Haïti n'est pas en train de se relever après le séisme de janvier, a estimé mardi la gouverneure générale du Canada, Michaëlle Jean, en appelant à rompre avec la logique d'assistance et à impliquer davantage la population de ce pays le plus pauvre du continent américain.

Mis à jour le 20 juill. 2010
AGENCE FRANCE-PRESSE

Six mois après le tremblement de terre du 12 janvier, «une situation alarmante prévaut dans ce pays. Haïti s'en relève-t-il? Non. Pour le moment, il ne s'en relève pas», a déploré Michaëlle Jean, d'origine haïtienne, lors d'une allocution à Paris devant quelque 2200 membres du réseau culturel français à l'étranger, réunis pour une convention annuelle.

«Le temps est venu de rompre avec la logique d'assistance qui a transformé Haïti en laboratoire», a-t-elle ajouté, en soulignant que la solidarité devait s'exprimer en totale coopération avec le gouvernement haïtien. «Il faut une nouvelle éthique du partage», a-t-elle dit, en faisant valoir que «Haïti ne se relèvera pas sans la participation pleine et entière des femmes, des hommes et des enfants de ce pays».

Aujourd'hui désoeuvrée, la population haïtienne «doit être incluse dans chaque projet», a demandé la gouverneure, en appelant à un effort particulier pour l'éducation dans un pays où plus de 1,5 million d'enfants ne sont pas scolarisés.
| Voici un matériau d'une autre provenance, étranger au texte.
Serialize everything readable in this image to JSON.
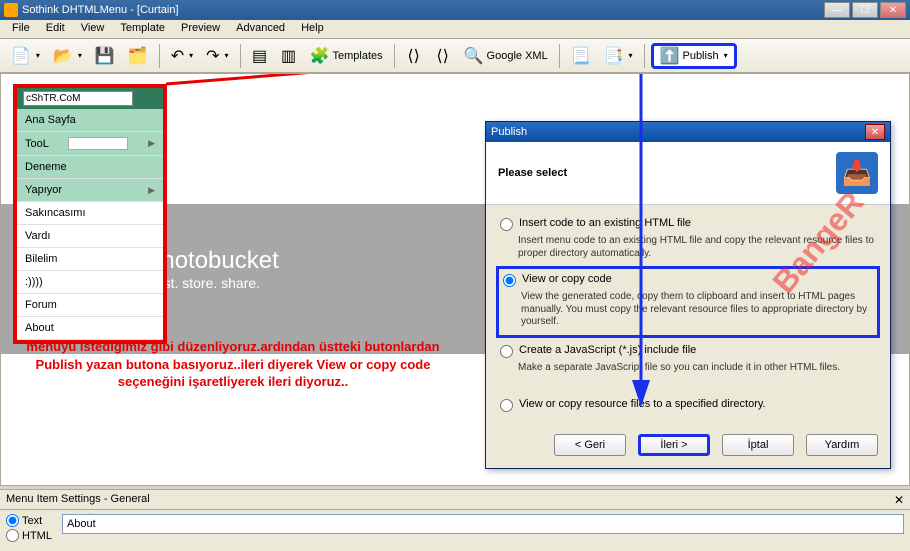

Ambassadeur de France en Haïti, Didier Le Bret, a admis lors de la même convention que «des choses n'avancent pas». La question demeure de savoir si les camps de toile vont perdurer, et la langue de travail, l'anglais, utilisée lors des secours, «a contribué à évincer la population», a-t-il reconnu. Les habitants de Haïti ont pour première langue le créole haïtien, auquel s'ajoute le français pour les plus éduqués d'entre eux.

Haïti a perdu plus de 200 000 personnes dans le séisme qui a également fait près de 1,2 million de sans-abri, détruit 70% de la capitale et englouti la moitié de la faible économie du pays.